Liew stresses that the most important part of algorithmic trading is “understanding under which types of market conditions your robot will work and when it will break down” and “understanding when to intervene.” Algorithmic trading can be rewarding, but the key to success is understanding. Any course or teacher promising high rewards without sufficient understanding should be a major warning sign to stay away.
As an expert in algorithmic trading with a deep understanding of the subject, I can attest to the challenges many traders face when aspiring to become algorithmic traders. The article rightly points out the struggle of coding trading robots properly and the abundance of disorganized and misleading information online. Having navigated through the intricacies of algorithmic trading, I can shed light on the valuable insights provided by Lucas Liew, the creator of AlgoTrading101, an online course that has gained significant recognition since its launch in 2014.
Lucas Liew's course is a reliable source of information, having attracted over 30,000 students. His approach focuses on presenting the fundamentals of algorithmic trading in an organized manner, emphasizing that algorithmic trading is not a "get-rich-quick scheme." Let's delve into the key concepts outlined in the article and provide additional insights:
1. What Is a Trading Robot?
At its core, a trading robot is computer code capable of generating and executing buy and sell signals in financial markets. The main components include entry rules, exit rules, and position sizing rules. To embark on algorithmic trading, a trader needs a computer, internet connection, and a suitable operating system to run platforms like MetaTrader 4 (MT4). MT4 is favored for its versatility, supporting various asset classes, ease of learning, numerous available data sources, and being free.

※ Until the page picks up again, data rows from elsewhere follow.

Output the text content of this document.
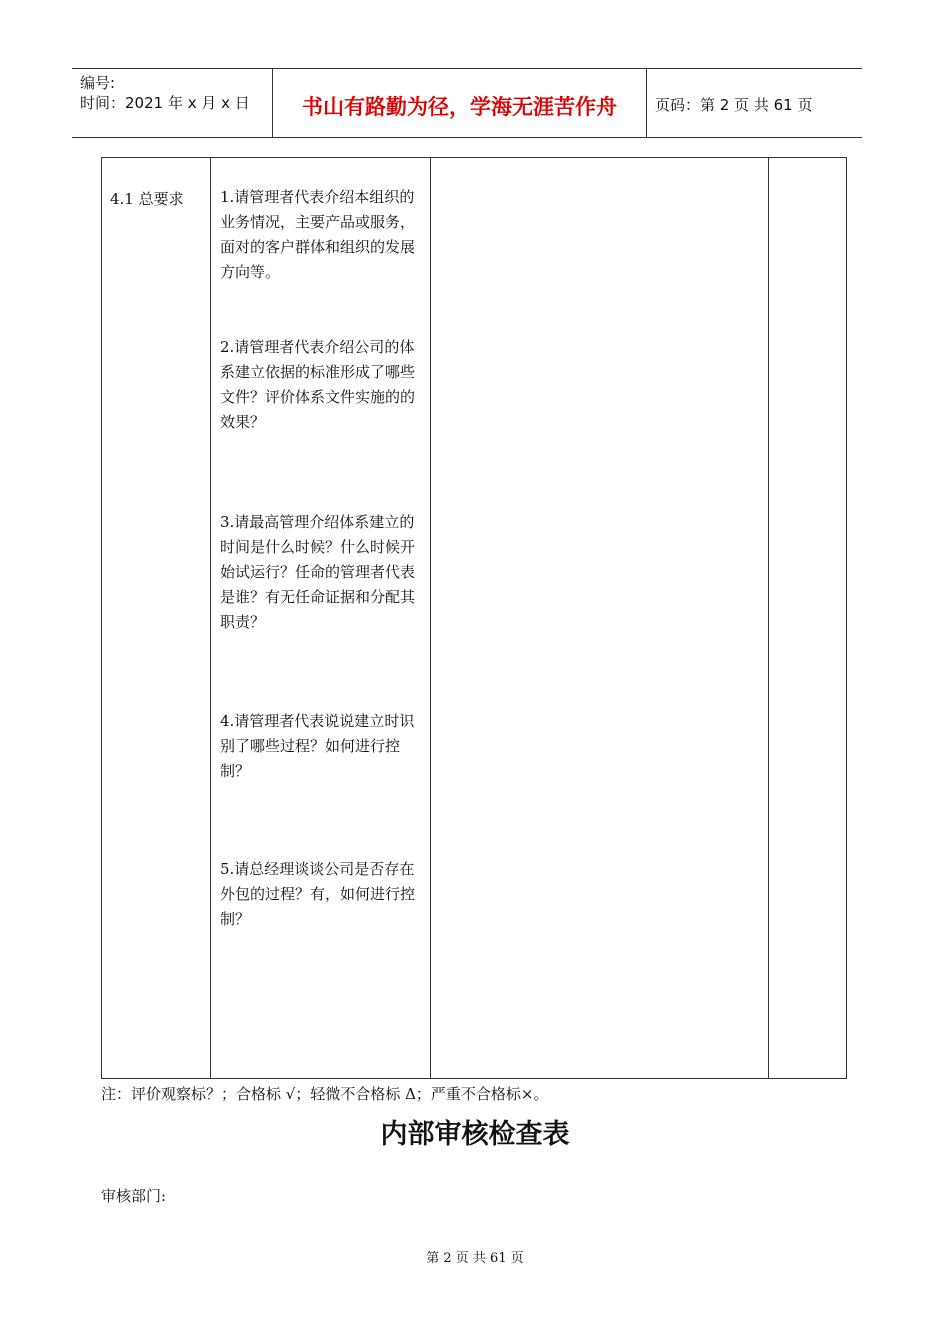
编号:
时间：2021 年 x 月 x 日	书山有路勤为径，学海无涯苦作舟	页码：第 2 页 共 61 页
4.1 总要求 1.请管理者代表介绍本组织的业务情况，主要产品或服务，面对的客户群体和组织的发展方向等。
2.请管理者代表介绍公司的体系建立依据的标准形成了哪些文件？评价体系文件实施的的效果？
3.请最高管理介绍体系建立的时间是什么时候？什么时候开始试运行？任命的管理者代表是谁？有无任命证据和分配其职责？
4.请管理者代表说说建立时识别了哪些过程？如何进行控制？
5.请总经理谈谈公司是否存在外包的过程？有，如何进行控制？
注：评价观察标？；合格标 √；轻微不合格标 Δ；严重不合格标×。
内部审核检查表
审核部门:
第 2 页 共 61 页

2. Algorithmic Trading Strategies
Developing an algorithmic strategy involves reflecting on core traits, ensuring it's market prudent and based on sound statistical methods. The strategy must capture identifiable, persistent market inefficiencies. Strategy types can include macroeconomic news, fundamental analysis, statistical analysis, technical analysis, and market microstructure. Personal characteristics, risk profile, time commitment, and trading capital are crucial factors in strategy development.
3. Backtesting and Optimization
Backtesting is vital for validating a trading robot, checking code functionality, and understanding strategy performance across different conditions. Optimization aims to maximize performance while minimizing overfitting bias. Choosing a suitable performance measure (e.g., Sharpe ratio) is crucial. Overfitting, a risk when a robot relies too closely on past data, can be mitigated by using more data, removing irrelevant features, and simplifying the model.
4. Live Execution
Moving to live trading involves addressing emotional ups and downs and technical issues such as selecting an appropriate broker and managing market and operational risks. Simulated trading is a valuable step before using real money. It's crucial to verify that the robot's performance aligns with the testing stage and continuously monitor market conditions.
5. The Bottom Line
Lucas Liew emphasizes the importance of understanding under which market conditions a robot works and when it might break down. Success in algorithmic trading lies in understanding, and traders should have modest expectations. Any course or teacher promising high rewards without sufficient understanding should be approached with caution.
In conclusion, algorithmic trading is a complex yet rewarding endeavor, and aspiring traders can benefit from structured education and realistic expectations. Lucas Liew's AlgoTrading101 course serves as a reliable guide in navigating this challenging field.